More cattle will need to trade this week, but unless packers get more
aggressive in their price offerings, it could be a week of thin movement. The
live cattle contracts are trading lower into Thursday's afternoon as traders
have pulled back ever so slightly. August live cattle are down $0.07 at
$141.67, October live cattle are down $0.55 at $145.30 and December live cattle
are down $0.45 at $151.05. It's positive that boxed beef prices are still
trading strong, and that demand isn't seeming to waver.
Beef net sales of 18,900 mt for 2022 were up 29% from the previous week and
unchanged from the prior four-week average. The three primary buyers were China
(7,400 mt), Japan (5,300 mt) and South Korea (1,900 mt).
Boxed beef prices are higher: choice up $0.27 ($265.61) and select up $1.36
($239.25) with a movement of 58 loads (32.66 loads of choice, 18.86 loads of
select, zero loads of trim and 6.40 loads of ground beef).

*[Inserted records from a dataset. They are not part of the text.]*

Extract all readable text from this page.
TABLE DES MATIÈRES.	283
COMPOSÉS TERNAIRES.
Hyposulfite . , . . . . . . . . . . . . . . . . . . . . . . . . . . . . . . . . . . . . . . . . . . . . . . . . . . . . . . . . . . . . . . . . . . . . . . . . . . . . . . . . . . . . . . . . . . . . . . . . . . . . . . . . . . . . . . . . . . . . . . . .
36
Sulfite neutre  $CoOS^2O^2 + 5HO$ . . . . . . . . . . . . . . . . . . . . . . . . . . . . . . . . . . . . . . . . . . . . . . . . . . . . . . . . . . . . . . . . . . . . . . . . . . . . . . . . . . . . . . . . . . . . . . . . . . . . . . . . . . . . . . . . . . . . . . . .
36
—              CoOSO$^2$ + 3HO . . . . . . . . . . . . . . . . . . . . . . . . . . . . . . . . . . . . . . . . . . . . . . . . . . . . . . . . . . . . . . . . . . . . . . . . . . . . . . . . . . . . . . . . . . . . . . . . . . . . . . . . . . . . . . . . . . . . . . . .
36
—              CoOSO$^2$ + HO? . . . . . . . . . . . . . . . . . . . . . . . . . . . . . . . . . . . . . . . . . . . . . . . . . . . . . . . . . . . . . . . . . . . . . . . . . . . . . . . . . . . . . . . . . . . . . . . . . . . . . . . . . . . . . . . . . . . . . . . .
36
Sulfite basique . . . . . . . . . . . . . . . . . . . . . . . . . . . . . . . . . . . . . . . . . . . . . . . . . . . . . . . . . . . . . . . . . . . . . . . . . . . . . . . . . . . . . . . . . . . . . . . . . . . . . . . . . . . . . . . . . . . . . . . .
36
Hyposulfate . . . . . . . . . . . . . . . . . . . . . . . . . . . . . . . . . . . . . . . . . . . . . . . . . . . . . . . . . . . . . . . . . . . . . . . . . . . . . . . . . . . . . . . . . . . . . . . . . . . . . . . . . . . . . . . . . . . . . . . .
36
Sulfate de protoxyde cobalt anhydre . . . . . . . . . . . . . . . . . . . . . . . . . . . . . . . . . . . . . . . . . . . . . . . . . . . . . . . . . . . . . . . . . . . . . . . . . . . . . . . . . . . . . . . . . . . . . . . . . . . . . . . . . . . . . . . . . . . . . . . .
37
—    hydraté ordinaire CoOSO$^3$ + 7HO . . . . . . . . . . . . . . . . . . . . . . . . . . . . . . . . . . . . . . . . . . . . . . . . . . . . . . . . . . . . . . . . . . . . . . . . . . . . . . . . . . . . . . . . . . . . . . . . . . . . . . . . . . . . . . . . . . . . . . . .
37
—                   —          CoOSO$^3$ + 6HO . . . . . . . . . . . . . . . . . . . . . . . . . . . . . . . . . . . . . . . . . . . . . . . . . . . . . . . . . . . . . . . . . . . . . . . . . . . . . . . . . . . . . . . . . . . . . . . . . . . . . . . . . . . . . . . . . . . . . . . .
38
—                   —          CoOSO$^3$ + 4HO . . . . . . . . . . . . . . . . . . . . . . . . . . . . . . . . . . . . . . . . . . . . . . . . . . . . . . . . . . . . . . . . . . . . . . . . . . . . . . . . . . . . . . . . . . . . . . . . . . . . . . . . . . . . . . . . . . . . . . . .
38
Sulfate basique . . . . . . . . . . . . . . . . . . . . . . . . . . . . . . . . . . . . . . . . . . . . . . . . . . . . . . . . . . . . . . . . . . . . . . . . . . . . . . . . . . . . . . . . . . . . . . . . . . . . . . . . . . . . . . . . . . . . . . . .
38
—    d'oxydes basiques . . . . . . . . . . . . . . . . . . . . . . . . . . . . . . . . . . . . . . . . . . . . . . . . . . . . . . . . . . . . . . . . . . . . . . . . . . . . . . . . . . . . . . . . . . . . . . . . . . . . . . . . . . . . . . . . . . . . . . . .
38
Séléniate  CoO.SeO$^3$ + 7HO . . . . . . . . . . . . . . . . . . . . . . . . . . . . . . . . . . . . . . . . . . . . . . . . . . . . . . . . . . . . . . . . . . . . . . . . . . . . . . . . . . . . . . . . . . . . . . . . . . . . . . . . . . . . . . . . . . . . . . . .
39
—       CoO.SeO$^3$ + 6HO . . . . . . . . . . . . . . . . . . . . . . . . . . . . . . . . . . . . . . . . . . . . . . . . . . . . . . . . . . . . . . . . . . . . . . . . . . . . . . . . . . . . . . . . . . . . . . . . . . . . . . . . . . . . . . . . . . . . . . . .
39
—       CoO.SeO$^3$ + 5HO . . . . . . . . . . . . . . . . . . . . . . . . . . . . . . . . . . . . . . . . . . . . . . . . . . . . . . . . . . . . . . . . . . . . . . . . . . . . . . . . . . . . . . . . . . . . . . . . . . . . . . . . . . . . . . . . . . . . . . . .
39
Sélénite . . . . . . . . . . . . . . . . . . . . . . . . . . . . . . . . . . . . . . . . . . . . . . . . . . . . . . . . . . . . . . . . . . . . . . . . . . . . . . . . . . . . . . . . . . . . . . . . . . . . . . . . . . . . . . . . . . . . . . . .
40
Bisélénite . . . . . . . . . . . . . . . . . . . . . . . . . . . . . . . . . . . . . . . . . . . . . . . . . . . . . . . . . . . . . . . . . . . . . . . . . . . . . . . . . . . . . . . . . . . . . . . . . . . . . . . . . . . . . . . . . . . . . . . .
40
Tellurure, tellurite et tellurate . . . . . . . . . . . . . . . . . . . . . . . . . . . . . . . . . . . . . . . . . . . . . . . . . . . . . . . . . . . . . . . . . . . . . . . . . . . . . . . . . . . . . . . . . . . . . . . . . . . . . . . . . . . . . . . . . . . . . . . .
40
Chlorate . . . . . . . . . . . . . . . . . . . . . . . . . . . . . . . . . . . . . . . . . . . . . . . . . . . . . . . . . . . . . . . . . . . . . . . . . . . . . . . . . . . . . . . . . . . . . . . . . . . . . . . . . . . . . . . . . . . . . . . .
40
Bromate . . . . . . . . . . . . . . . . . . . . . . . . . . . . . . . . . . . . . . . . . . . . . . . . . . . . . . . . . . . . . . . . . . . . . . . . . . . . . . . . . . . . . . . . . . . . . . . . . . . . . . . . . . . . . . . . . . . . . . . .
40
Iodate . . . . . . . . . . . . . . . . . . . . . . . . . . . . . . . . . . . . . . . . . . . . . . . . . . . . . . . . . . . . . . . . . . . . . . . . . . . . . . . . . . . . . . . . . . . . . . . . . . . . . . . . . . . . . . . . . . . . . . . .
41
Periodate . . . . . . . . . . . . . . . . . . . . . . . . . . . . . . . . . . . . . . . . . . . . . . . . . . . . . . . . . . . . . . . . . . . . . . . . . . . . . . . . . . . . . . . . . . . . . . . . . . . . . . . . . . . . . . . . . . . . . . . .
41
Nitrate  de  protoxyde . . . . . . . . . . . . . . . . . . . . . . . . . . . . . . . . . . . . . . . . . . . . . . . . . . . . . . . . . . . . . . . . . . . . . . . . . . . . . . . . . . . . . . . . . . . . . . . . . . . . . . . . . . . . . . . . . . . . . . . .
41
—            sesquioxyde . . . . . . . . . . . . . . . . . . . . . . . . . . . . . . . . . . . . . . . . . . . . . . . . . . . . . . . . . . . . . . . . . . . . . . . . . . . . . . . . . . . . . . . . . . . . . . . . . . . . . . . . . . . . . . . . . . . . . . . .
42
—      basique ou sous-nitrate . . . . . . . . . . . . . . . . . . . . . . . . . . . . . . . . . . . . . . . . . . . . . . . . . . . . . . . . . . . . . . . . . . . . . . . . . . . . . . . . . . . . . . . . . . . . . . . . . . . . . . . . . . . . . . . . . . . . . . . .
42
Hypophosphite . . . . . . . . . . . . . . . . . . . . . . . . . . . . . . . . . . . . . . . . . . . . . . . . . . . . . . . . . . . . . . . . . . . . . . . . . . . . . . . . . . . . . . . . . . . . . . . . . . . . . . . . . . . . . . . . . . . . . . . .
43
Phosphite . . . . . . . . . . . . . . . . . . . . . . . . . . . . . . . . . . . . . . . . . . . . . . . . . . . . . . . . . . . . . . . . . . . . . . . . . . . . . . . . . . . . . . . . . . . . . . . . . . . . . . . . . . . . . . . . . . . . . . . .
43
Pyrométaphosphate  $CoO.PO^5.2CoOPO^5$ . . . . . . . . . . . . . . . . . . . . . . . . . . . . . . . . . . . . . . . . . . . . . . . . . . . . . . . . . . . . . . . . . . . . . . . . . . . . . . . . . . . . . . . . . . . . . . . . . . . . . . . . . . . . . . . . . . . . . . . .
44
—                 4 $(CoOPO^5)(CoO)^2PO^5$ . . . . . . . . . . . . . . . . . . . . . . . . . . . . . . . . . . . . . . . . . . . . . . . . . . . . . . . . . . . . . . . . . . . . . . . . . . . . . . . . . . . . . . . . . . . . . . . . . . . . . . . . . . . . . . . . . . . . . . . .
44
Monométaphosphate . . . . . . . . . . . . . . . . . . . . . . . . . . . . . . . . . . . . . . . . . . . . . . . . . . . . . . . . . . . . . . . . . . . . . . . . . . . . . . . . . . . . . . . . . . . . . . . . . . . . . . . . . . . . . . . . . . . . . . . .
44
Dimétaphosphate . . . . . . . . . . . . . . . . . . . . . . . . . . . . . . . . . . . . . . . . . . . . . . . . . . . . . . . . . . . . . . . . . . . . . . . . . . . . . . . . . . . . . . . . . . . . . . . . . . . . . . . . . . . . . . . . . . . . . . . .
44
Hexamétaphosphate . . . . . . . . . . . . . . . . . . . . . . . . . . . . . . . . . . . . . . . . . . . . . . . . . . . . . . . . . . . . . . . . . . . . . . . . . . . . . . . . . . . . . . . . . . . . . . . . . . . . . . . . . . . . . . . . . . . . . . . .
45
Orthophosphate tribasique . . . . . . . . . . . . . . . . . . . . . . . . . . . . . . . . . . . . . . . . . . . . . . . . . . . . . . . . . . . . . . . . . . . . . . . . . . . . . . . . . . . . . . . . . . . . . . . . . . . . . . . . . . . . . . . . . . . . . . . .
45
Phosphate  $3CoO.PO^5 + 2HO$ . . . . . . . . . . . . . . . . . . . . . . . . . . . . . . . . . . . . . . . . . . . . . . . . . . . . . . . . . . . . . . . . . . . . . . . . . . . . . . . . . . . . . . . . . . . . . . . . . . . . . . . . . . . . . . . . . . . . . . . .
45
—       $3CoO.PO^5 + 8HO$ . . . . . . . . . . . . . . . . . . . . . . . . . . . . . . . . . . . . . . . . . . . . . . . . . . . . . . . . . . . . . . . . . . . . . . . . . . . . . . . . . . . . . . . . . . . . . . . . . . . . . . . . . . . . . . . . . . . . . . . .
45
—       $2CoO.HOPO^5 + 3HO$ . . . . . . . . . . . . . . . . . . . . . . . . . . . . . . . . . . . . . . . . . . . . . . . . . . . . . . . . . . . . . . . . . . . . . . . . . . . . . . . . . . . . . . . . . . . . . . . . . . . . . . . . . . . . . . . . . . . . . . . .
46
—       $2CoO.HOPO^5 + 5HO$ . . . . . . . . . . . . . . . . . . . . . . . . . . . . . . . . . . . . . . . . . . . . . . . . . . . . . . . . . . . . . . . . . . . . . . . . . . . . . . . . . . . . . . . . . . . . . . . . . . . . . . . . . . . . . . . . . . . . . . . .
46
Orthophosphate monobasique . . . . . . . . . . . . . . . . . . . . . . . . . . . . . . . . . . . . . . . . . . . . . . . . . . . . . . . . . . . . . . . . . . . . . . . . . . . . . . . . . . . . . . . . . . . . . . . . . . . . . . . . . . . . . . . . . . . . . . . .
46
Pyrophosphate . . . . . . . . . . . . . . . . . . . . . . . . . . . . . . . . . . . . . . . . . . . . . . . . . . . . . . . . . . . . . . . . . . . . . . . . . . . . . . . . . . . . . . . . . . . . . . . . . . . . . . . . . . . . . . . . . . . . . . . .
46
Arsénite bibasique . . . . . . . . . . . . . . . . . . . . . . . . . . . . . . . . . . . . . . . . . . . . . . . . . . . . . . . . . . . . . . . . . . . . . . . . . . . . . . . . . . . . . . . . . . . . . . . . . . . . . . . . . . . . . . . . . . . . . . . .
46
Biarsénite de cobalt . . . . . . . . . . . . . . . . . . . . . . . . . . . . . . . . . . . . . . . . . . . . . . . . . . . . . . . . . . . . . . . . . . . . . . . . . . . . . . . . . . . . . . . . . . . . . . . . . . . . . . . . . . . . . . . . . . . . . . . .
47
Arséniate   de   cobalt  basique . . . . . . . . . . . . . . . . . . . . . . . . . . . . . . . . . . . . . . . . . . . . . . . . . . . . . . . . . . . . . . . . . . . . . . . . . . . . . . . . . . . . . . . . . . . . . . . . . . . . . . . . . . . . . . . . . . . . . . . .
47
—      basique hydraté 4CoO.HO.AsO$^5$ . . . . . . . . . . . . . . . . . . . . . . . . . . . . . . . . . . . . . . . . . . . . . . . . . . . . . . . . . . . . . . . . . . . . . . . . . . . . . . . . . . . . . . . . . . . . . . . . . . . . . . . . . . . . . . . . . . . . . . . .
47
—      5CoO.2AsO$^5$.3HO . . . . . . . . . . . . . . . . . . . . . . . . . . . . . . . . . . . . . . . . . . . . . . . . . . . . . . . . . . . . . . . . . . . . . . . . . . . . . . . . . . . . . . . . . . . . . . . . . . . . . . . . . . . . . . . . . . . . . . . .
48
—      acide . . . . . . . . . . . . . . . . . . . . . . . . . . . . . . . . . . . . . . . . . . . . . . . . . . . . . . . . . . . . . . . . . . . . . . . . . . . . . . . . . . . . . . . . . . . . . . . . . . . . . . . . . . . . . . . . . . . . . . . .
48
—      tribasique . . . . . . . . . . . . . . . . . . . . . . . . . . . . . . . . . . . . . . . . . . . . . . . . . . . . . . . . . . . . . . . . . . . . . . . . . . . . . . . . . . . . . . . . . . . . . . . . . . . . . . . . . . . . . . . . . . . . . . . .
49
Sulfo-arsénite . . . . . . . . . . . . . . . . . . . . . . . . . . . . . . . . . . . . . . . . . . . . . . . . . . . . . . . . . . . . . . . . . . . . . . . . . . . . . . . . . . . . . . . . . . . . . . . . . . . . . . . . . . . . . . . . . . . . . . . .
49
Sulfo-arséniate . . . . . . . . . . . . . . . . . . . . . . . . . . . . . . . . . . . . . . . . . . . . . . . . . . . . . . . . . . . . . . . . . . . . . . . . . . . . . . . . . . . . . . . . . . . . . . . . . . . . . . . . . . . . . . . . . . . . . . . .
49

With the rest of the livestock complex trading gingerly, and the corn market
pushing a minor steady to $0.01 rally, the feeder cattle contracts have a
lackluster attitude heading into Thursday afternoon. The market hasn't seen any
lack of fundamental support from sales this week in the countryside as demand
continues to bring buyers to town, but the aggressive rally that Wednesday
pushed has Thursday's market on its heels. August feeders are down $1.80 at
$181.45, September feeders are down $1.75 at $185.37 and October feeders are
down $1.75 at $187.80.
With a lousy export report, and pork cutout values closing Wednesday's
market $2.68 lower, the lean hog complex is running into Thursday's afternoon
substantially lower. October lean hogs are down $3.87 at $94.20, December lean
hogs are down $2.47 at $85.95 and February lean hogs are down $1.80 at $89.30.
At this point, it's seeming like traders are more interested in working the
complex lower after running it to contract highs just last week. It's unlikely
that the market sees much support arise before Thursday's end, as the cash
market will likely close lower and pork cutout values are likely to see
pressure as well.
Pork net sales of 13,600 mt for 2022 were down 37% from the previous week
and 43% from the prior four-week average. The three primary buyers were Mexico
(7,100 mt), Japan (2,600 mt) and South Korea (900 mt).
The projected lean hog index for Aug. 17 is down $0.02 at $120.60 and the
actual index for Aug. 16 is down $0.44 at $120.62. Hog prices are lower on the
Daily Direct Morning Hog Report, down $9.75 with a weighted average of $119.12,
ranging from $115.50 to $132.00 on 4,078 head and a five-day rolling average of
$123.51. Pork cutouts total 121.68 loads with 105.14 loads of pork cuts and
16.55 loads of trim. Pork cutout values: up $0.05, $118.52.